How Staging Guides Treatment
The stage itself doesn’t dictate a single treatment path, but it shapes the conversation. Lower-stage disease with pain as the primary concern is often managed with hormonal medications or a targeted laparoscopic surgery to remove visible implants. The goal at this point is symptom relief and preventing progression.
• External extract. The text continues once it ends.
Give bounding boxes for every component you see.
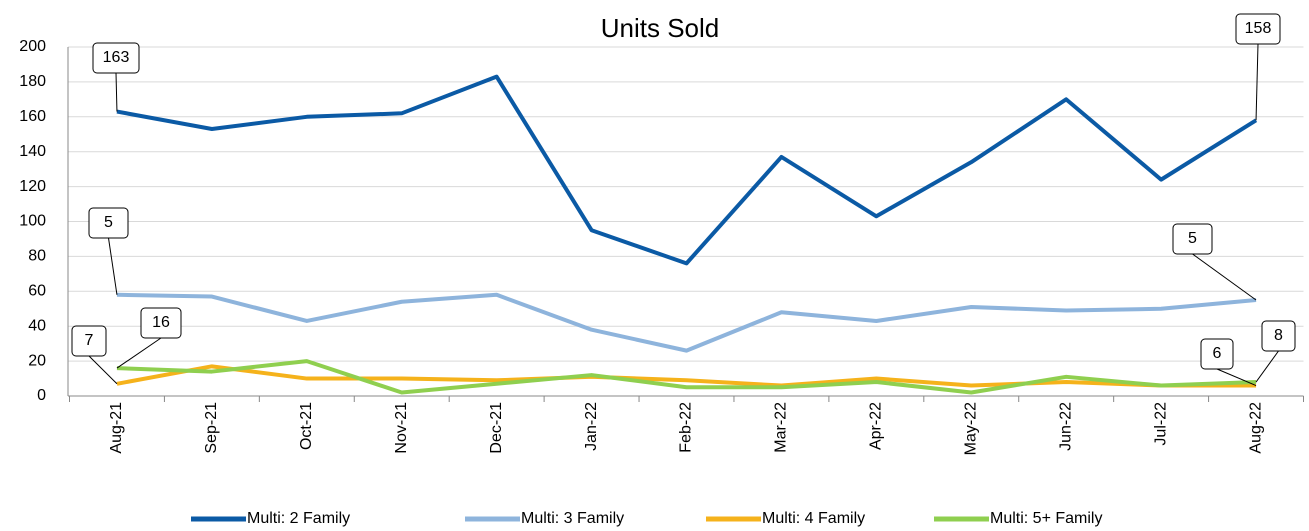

Higher-stage disease, particularly stage III or IV with large endometriomas, dense adhesions, or deep bowel involvement, typically calls for more extensive surgery. These operations may require a multidisciplinary team that includes a colorectal surgeon or urologist if disease has grown into the intestines or near the ureters. The ENZIAN mapping becomes especially valuable here because it tells the surgical team exactly which structures are involved and how deeply, allowing them to plan the operation in advance rather than discovering problems on the table.
Staging also sets expectations. A stage IV diagnosis with a low EFI score, for example, signals that fertility treatment should be pursued promptly rather than waiting to see if natural conception occurs. A stage I diagnosis in someone with severe pain redirects attention away from the staging number itself and toward the specific locations of implants and the type of pain they’re causing. In every case, the stage is a starting point for planning, not a verdict on outcomes.